CURRENT BOOK:  Ain’t I a Woman by Bell Hooks

As I have admitted, when I took on this project I was dreading the books like this that were going to come up on the list, and I was glad when the book turned out to be a short one.  This is more because I just generally don’t enjoy nonfiction (unless you count dinner recipes or knitting patterns), not because I don’t care about the topic.  I took one look at this book and thought, “There’s no dialogue.  How am I going to read this?”

However, the book ended up being more engaging than I expected.  Hooks expresses early on in the book that her purpose is to explore sexism as it concerns black women.

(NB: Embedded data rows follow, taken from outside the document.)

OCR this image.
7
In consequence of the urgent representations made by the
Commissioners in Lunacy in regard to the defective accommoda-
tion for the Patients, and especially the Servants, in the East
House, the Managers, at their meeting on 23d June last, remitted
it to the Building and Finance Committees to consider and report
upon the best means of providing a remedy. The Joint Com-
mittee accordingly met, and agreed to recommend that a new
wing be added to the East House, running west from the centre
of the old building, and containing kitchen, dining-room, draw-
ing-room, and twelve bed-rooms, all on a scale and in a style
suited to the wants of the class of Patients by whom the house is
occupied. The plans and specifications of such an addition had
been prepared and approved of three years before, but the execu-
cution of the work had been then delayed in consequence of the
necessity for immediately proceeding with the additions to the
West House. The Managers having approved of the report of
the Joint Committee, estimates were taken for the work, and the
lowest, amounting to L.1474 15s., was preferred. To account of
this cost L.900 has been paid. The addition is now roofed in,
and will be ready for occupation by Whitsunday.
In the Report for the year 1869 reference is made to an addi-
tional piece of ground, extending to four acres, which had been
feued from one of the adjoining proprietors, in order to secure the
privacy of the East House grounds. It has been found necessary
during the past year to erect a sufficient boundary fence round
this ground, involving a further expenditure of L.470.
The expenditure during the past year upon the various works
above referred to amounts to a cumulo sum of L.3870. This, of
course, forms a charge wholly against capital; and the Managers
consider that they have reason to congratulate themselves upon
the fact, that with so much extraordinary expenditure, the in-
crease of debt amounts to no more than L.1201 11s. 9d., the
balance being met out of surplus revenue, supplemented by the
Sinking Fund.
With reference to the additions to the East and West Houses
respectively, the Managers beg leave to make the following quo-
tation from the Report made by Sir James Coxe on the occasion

Our silence was not merely a reaction against white women liberationists or a gesture of solidarity with black male patriarchs.  It was the silence of the oppressed — that profound silence engendered by resignation and acceptance of one’s lot.  Contemporary black women could not join together to fight for women’s rights because we did not see ‘womanhood’ as an important aspect of our identity.  Racist, sexist socialization had conditioned us to devalue our femaleness and to regard race as the only relevant label of identification.  In other words, we were asked to deny a part of ourselves — and we did.  Consequently, when the women’s movement raised the issue of sexist oppression, we argued that sexism was insignificant in light of the harsher, more brutal reality of racism.

As an almost shameless “prissy white girl,” I have considered the idea of a double minority but not the idea of one being subjugated in favor of the other, and that in the case of black women the issue of gender equality was suppressed in favor of the issue of racial equality.  As Hooks observes, both during the time of emancipation and during the Civil Rights movement, black women were faced with a choice of supporting sexist black men or racist white women.  She demonstrates the depth of society’s sexism towards black women through her observations that white men supported suffrage for black men before they supported suffrage for women, that even into the 1960’s there was an expectation by male activists that women would continue to conform to traditional gender roles, and that women’s liberation involved white women who rejected traditional gender roles while their black counterparts were celebrated for accepting those roles.

The author begins by exploring the experiences of female slaves during the colonial era, the many abuses inflicted upon them, and the differing standards for male and female slaves.  One thing I found particularly interesting was the experience of pregnancy for female slaves (much of whose value came from breeding), especially compared to the esteem and pampering they would have received from their tribe in their homeland.  Hooks also talks about how the oppression of slaves started immediately after their capture.

An important part of the slaver’s job was to effectively transform the African personality aboard the ships so that it would be marketable as a ‘docile’ slave in the American colonies.

Given this, it is no wonder that black women historically accepted oppression, whether because of race or because of gender.